Depuis lors, le silence ou plus exactement l'absence de paroles de l'analyste est
progressivement devenu un élément fondamental de la psychanalyse et des
psychothérapies. En effet, le silence favoriserait la libre expression du patient, il
aurait une fonction première ritualisante de rupture, en ce sens où il permettrait
d’aménager tout un environnement qui deviendrait alors propre à une nouvelle
approche de la parole, du discours, de soi et de l’autre ; alors très loin des
injonctions sociales et des codifications rhétoriques.
Un silence nécessaire pour entendre les effets chez soi comme chez l’autre de ce
qui vient de se passer. « Le silence comme condition d’existence d’un transfert
analysable, au sens d’une attention après coup à ce qui vient de se dire, de part et
d’autre. »
Pour A. Green (1979), la fonction silencieuse de l'analyste est indépendante de la
quantité de paroles qu'il prononce mais porte sur le discours latent du patient, c'est-
à-dire que la parole de l'analyste est vide si elle se borne au contenu manifeste et
pleine si elle inclut le discours latent.

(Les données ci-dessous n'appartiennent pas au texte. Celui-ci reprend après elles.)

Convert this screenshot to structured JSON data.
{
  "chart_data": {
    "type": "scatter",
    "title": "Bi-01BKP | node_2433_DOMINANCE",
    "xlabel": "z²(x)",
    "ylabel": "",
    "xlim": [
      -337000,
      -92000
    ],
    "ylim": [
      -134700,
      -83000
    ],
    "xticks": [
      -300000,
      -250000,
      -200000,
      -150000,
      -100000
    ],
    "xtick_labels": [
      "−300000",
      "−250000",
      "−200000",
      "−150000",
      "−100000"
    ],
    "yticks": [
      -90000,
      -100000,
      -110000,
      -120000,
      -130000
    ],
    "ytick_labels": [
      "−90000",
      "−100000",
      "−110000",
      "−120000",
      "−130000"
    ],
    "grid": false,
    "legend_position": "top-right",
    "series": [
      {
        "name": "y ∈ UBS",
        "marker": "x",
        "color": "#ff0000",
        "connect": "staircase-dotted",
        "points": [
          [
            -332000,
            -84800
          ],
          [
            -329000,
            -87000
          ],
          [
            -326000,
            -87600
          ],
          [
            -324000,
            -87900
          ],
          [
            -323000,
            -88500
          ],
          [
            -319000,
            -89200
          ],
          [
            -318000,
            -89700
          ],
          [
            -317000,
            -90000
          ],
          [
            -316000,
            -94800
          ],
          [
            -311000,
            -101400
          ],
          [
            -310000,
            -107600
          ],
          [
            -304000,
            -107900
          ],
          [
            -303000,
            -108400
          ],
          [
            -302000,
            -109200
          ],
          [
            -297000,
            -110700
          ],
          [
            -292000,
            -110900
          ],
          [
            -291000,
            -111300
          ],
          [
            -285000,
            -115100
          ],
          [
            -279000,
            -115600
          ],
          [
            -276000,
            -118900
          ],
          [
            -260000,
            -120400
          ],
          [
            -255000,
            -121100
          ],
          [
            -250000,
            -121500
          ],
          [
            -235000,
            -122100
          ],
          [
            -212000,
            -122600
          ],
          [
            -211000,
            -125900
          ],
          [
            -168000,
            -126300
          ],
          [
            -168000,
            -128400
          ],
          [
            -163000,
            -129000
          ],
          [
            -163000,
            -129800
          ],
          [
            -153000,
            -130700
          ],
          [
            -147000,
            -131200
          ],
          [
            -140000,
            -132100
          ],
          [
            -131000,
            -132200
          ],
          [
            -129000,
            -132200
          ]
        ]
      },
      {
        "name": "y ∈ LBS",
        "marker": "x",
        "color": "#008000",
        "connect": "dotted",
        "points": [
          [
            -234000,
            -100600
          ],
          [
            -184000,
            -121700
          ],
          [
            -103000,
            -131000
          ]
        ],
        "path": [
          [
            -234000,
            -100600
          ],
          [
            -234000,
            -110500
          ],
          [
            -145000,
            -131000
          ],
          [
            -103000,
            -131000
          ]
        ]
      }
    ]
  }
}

Cela est peut-être vrai, mais il est tout
aussi certain que tous les silences ne produisent pas nécessairement tout ce qu'ils
sont censés créer et ne sont pas non plus nécessairement à chaque fois la bonne
réponse aux dires de l'analysant, même s'ils sont légitimés par la théorie et utilisés
par le psychanalyste apparemment à bon escient. L'incertitude de la pertinence de
son emploi persiste du fait que son efficacité liée à ses qualités ne sera jamais
vérifiable ou justifiable qu'après-coup.
Effectivement, comment valider la valeur ou l'effet d'un silence pour le systématiser
dans une communication ou autre relation thérapeutique si ce n'est qu' à
posteriori !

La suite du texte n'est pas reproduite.